1) Make it difficult to get wrong answers

- Don't use Google Analytics. It's too easy to generate incorrect charts, and too difficult to verify them.

- Have a limited sandbox of reports for non-SQL writers

- Keep the SQL close to the report, so it's easy to verify the underlying query.

- Push people to learn even basic SQL

2) Make it quick and easy to ask iterative questions - PopSQL is way faster than Mode. Like 20x faster.

3) For metrics that matter (e.g. KPIs), instrument them directly and even build a custom analytics dashboard if it's important. (beware dashboard clutter! https://twitter.com/andrewchen/status/1193619877489192961 )

2 comments

$20/user/month seems incredibly expensive for an editor that we would have traditionally paid a one time cost for. I assume this has the saving and sharing of queries built in, but that is a lot of money for some storage.

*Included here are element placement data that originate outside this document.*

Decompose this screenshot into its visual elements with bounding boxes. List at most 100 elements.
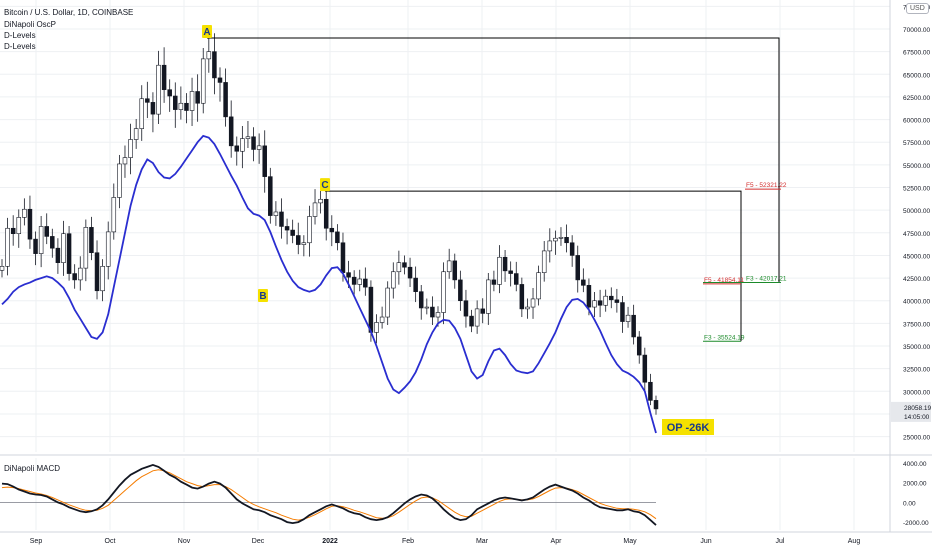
last-price-value: 28058.19 (904, 405, 931, 412)
currency-badge[interactable]: USD (906, 3, 929, 14)
candle (374, 322, 379, 333)
candle (614, 299, 620, 303)
candle (223, 82, 228, 118)
candle (72, 273, 77, 281)
macd-axis-tick: 2000.00 (903, 481, 927, 488)
candle (256, 145, 262, 150)
time-axis-tick: Feb (402, 538, 414, 545)
candle (609, 295, 614, 301)
time-axis-tick: Oct (105, 538, 116, 545)
price-axis-tick: 57500.00 (903, 140, 930, 147)
candle (553, 237, 558, 242)
candle (335, 231, 340, 244)
swing-label-c: C (320, 178, 330, 192)
price-axis-tick: 62500.00 (903, 95, 930, 102)
candle (418, 291, 424, 309)
candle (245, 136, 251, 139)
candle (620, 302, 625, 322)
candle (212, 51, 217, 79)
candle (486, 279, 491, 314)
candle (295, 235, 301, 245)
swing-label-bg (320, 178, 330, 192)
price-axis-tick: 67500.00 (903, 50, 930, 57)
candle (430, 306, 435, 318)
candle (491, 279, 497, 285)
time-axis-tick: Sep (30, 538, 43, 545)
candle (117, 163, 122, 198)
candle (234, 145, 240, 152)
candle (435, 312, 441, 318)
candle (391, 271, 396, 289)
dlevel-label: F5 - 41854.11 (704, 277, 744, 284)
candle (558, 237, 564, 239)
time-axis-tick: Aug (848, 538, 861, 545)
candle (22, 208, 27, 218)
time-axis-tick: May (623, 538, 637, 545)
candle (396, 262, 402, 273)
candle (469, 315, 474, 327)
time-axis-tick: Dec (252, 538, 265, 545)
candle (625, 314, 631, 322)
swing-label-b: B (258, 289, 268, 302)
candle (94, 252, 100, 292)
candle (413, 277, 418, 292)
candles (0, 33, 659, 415)
candle (569, 242, 575, 256)
indicator-dlevels-label-2: D-Levels (4, 42, 36, 51)
candle (195, 91, 200, 104)
swing-line-a (207, 37, 780, 283)
oscp-line (1, 134, 657, 434)
candle (581, 279, 586, 286)
candle (105, 231, 111, 267)
candle (301, 242, 307, 245)
macd-axis-tick: 0.00 (903, 500, 916, 507)
indicator-dlevels-label-1: D-Levels (4, 31, 36, 40)
candle (586, 285, 592, 308)
last-price-tag (891, 401, 931, 422)
candle (173, 95, 178, 110)
time-axis-tick: 2022 (322, 538, 338, 545)
price-axis-tick: 65000.00 (903, 72, 930, 79)
candle (89, 227, 94, 254)
candle (368, 286, 374, 333)
candle (642, 354, 648, 383)
candle (273, 211, 279, 216)
candle (66, 233, 72, 274)
time-axis-tick: Jun (700, 538, 711, 545)
price-axis-tick: 47500.00 (903, 231, 930, 238)
candle (357, 278, 362, 285)
candle (307, 216, 312, 244)
candle (27, 208, 33, 240)
candle (346, 272, 351, 278)
candle (262, 145, 267, 177)
candle (474, 308, 480, 327)
candle (268, 176, 273, 216)
candle (240, 138, 245, 152)
price-axis-tick: 60000.00 (903, 118, 930, 125)
macd-signal-line (1, 469, 657, 521)
candle (631, 314, 636, 338)
candle (5, 227, 10, 267)
candle (351, 276, 357, 285)
price-axis-tick: 52500.00 (903, 186, 930, 193)
macd-line (1, 463, 657, 526)
candle (480, 308, 485, 314)
candle (284, 226, 290, 231)
candle (407, 266, 413, 279)
candle (547, 240, 553, 252)
candle (83, 227, 89, 269)
candle (44, 226, 49, 237)
price-axis-tick: 37500.00 (903, 321, 930, 328)
candle (318, 198, 323, 204)
swing-label-bg (258, 289, 268, 302)
candle (329, 227, 335, 233)
swing-label-text: C (321, 180, 328, 191)
time-axis-tick: Mar (476, 538, 489, 545)
candle (100, 266, 105, 292)
candle (61, 233, 66, 263)
candle (161, 64, 167, 90)
candle (55, 247, 61, 263)
candle (402, 262, 407, 268)
candle (458, 279, 463, 302)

Are there other major benefits I am not seeing? (It is not my intention to attack you or make you defend this product, I am just curious if I am missing something - there are a lot of similar products with similarly questionable value propositions)
Saving, shared queries, easy link sharing, and basic charts with some intelligence. It also has excellent query UX (auto-complete, etc.).

Most of all, it's really fast. It fundamentally depends on your DB of course, but PopSQL doesn't add any extra bloat the way Mode does.

It seems that Metabase does everything that PopSQL Enterprise does, but for free.